If you can’t make it to Europe just now, travel around Europe through books. The best books about Europe are the ones that will transport you there no matter where you are. Solve crimes in a dystopian future in London, explore small picturesque villages in the Tuscan hills, visit a German bathhouse with Mark Twain or delve into the Spanish Civil War in Andalusia, Spain.
These can be fiction books about travel, travel books or any type of literature or travel guide as long as it ignites the imagination and inspires European travel wanderlust.
Here is a list of great books set in Europe. These books are for those who love the art of literature as well as those who want to just travel around Europe in their imagination.
Anyone who enjoys being transported to Europe through the magic of the written word will appreciate visiting these unique European cities.
If you want to listen to these books rather than read them, I recommend Audible.com. For a limited time – actually until December 31, 2020- they are offering a free membership AND 2 free eBooks of your choice. I love being able to listen to books when I can’t read them like when driving or exercising. Use this link and tell me if you agree. You can always travel around Europe whether you’re there are not.
Travel around Europe with your literary imagination
The Bone Season – London, England
I read The Bone Season by Samantha Shannon whilst visiting London for the weekend. I’ve always been drawn to fantasy, particularly dystopian fiction, so it was really unique and incredible to be able to immerse myself in the environment whilst reading about fantastical ideas.
The Bone Season is set in London in 2059, following the story of a clairvoyant called Paige. The areas of London have been sectioned off into areas to keep the population in line and where they are “supposed” to be. There is also a clairvoyant syndicate, an underworld full of soothsayers and mediums among other extraordinary individuals. Paige is part of the Seven Seals, a criminal gang located in Seven Dials, an area in Covent Garden.
On my trip to London, in the present day, I sat at the Seven Dials pillar with The Bone Season in hand and imagined the world around me was what I was reading in this incredible book. I was also surprised by how much information I was able to absorb from it and found it remarkably easy to navigate my way around present-day London by following the footsteps of Paige. Due to her subversive position in society, it also gave me the opportunity to discover some areas in London I wouldn’t have ever thought to see through her eyes and being greatly surprised by the beauty of it all.
Amy Smith blogs at The Travel Fairies Blog.
And if you like London, be sure to check out South Bank.
Under the Tuscan Sun – Tuscany, Italy
Generally, I get quite inspired by book locations, but the best one for me was being in Cortona, Italy, with my copy of Under The Tuscan Sun by Frances Mayes. I’m also a huge fan of the movie.
Like Frances, I almost bought a rundown farmhouse in Italy to renovate, so I could really relate to the story.
Sitting in the main piazza, I could imagine the new experiences she had, the people she met, and the market where she shopped. I could see her cooking in her kitchen for the Polish workers who were doing her renovations. And I could also understand why she fell in love with Cortona. The village and countryside are simply stunning.
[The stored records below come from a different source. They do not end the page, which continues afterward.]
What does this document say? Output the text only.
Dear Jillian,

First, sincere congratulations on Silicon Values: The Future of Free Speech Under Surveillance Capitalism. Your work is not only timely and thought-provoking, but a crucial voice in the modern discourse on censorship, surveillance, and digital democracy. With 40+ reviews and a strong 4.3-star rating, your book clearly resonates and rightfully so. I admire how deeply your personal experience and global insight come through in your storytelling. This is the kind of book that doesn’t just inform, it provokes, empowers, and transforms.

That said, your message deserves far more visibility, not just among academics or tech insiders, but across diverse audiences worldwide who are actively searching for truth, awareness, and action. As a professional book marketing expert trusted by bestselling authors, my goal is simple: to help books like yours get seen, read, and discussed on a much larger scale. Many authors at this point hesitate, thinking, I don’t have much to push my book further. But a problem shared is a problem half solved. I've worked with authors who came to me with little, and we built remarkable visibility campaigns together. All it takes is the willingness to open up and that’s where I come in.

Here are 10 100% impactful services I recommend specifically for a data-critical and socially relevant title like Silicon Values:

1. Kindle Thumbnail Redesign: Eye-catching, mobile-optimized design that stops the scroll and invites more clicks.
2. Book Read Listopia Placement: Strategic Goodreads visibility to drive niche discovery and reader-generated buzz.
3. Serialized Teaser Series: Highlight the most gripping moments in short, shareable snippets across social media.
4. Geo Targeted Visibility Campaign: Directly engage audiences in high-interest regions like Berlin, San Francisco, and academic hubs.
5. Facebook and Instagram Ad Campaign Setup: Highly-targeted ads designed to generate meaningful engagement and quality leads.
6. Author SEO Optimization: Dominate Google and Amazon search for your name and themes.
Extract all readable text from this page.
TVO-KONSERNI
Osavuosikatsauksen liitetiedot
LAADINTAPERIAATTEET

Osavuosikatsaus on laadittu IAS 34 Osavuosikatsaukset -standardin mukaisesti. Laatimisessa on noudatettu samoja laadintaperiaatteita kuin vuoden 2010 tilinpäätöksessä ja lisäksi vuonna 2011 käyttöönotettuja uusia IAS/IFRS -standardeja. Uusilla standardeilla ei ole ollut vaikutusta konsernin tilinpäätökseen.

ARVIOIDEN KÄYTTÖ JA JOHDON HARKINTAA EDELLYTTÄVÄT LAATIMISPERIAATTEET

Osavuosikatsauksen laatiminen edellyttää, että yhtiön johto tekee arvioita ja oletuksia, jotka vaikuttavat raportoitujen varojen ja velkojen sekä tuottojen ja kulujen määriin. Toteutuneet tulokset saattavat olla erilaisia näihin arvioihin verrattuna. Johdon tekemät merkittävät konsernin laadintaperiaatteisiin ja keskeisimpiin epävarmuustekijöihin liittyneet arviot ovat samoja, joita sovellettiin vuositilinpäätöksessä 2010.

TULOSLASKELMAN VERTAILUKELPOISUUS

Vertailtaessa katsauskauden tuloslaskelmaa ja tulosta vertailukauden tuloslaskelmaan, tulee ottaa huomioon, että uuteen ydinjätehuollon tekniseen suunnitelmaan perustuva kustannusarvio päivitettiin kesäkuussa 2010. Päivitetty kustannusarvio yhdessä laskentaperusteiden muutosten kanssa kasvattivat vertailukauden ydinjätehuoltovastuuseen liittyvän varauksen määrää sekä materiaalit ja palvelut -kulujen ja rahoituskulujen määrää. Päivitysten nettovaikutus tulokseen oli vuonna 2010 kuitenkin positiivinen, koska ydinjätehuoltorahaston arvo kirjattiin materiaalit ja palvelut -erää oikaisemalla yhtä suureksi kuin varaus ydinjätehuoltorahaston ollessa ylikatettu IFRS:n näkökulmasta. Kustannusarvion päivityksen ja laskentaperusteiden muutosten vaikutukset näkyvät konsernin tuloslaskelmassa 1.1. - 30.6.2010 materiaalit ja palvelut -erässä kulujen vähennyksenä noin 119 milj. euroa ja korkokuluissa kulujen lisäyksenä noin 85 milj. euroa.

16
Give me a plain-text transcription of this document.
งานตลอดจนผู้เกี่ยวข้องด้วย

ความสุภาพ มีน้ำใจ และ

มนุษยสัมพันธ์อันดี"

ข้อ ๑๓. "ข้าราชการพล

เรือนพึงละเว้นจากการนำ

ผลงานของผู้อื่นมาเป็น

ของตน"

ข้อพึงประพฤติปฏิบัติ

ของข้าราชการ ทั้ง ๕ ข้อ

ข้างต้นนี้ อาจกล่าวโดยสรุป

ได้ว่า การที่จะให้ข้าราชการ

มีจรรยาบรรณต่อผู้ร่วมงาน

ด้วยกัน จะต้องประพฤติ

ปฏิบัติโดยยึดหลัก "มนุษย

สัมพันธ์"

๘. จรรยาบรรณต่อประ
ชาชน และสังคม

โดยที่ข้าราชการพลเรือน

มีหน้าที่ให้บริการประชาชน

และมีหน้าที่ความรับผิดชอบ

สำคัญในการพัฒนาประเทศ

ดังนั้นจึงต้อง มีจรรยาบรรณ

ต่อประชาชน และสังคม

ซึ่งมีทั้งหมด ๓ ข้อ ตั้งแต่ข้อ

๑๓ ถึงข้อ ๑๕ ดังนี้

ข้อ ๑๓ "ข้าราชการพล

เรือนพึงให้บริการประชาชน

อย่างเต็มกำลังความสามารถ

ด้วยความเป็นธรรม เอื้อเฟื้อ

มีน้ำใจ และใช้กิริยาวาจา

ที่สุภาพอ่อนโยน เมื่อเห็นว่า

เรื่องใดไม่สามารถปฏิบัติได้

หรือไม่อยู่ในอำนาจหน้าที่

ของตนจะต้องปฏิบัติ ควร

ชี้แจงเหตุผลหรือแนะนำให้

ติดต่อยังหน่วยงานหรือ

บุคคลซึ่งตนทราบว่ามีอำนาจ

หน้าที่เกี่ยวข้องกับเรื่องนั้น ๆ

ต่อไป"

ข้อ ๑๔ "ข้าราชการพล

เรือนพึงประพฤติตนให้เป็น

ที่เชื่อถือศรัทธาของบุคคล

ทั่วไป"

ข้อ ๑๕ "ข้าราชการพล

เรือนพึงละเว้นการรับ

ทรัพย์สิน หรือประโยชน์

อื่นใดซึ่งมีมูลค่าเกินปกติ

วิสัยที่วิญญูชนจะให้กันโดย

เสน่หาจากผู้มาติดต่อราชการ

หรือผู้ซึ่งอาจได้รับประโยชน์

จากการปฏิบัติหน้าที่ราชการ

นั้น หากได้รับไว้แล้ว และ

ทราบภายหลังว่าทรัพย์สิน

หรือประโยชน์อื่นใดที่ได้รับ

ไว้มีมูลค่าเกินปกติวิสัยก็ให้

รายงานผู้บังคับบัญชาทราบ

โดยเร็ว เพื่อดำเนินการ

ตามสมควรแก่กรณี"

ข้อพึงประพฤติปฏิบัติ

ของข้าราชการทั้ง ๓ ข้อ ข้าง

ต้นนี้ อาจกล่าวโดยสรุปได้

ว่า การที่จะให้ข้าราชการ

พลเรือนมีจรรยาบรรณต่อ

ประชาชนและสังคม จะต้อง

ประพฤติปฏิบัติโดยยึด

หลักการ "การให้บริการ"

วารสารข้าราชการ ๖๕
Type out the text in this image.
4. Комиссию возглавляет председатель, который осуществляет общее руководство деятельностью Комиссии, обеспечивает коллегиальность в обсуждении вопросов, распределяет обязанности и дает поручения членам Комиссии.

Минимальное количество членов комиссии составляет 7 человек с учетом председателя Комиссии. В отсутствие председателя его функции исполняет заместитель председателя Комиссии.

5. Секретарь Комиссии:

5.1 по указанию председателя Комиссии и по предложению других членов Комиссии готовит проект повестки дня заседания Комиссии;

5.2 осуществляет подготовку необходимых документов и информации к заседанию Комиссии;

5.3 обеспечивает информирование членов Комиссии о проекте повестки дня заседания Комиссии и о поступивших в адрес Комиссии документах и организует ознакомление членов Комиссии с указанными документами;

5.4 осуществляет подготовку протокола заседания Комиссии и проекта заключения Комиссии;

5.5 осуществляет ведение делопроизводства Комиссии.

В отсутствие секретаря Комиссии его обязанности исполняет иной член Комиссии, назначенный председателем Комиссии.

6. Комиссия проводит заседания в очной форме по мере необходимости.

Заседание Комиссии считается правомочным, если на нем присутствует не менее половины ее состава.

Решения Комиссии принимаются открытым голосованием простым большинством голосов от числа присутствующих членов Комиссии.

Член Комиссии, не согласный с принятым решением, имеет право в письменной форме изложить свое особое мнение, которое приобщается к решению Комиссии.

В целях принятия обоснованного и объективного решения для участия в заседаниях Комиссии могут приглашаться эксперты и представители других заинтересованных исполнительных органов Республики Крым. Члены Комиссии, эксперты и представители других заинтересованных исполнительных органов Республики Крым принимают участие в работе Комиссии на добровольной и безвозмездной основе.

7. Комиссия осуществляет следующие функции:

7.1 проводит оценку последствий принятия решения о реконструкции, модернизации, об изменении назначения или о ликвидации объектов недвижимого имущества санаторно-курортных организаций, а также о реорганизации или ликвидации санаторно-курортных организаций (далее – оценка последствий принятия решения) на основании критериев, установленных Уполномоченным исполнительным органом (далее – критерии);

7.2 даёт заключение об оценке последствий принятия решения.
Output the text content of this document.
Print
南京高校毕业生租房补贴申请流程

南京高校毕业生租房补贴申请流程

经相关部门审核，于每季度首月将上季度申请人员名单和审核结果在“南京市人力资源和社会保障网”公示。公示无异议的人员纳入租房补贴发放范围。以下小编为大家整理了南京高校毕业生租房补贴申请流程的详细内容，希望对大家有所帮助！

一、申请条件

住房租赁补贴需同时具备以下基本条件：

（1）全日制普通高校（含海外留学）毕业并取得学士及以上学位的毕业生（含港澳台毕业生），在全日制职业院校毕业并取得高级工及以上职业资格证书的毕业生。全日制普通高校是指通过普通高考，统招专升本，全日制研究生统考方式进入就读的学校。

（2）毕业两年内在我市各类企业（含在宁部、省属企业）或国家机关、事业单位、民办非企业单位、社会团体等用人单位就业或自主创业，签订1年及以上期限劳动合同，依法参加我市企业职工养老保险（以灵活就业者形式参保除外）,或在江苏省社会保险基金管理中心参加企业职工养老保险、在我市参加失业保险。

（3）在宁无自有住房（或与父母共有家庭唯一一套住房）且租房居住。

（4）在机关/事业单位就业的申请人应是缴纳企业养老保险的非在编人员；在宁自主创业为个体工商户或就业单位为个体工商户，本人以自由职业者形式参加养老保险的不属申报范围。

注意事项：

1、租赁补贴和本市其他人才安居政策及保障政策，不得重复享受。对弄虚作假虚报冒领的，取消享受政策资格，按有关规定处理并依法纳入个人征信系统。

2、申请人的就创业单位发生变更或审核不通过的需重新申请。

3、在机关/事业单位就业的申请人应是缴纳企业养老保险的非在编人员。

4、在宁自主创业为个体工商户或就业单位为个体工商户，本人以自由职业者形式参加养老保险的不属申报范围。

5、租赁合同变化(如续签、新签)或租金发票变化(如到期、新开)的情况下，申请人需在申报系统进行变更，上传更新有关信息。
There’s one part in the movie, in particular, where lavishly-eccentric Katherine, who sometimes poses nude while having her portrait done, is having lunch with several nuns. She’s dressed all prim and proper, perfect for church. It was there, under the arches where they were all having lunch.
For an idelic adventure in Italy, check out this southern Italy road trip from Naples to Sicily.
Maureen blogs at Life on the Mediterranean.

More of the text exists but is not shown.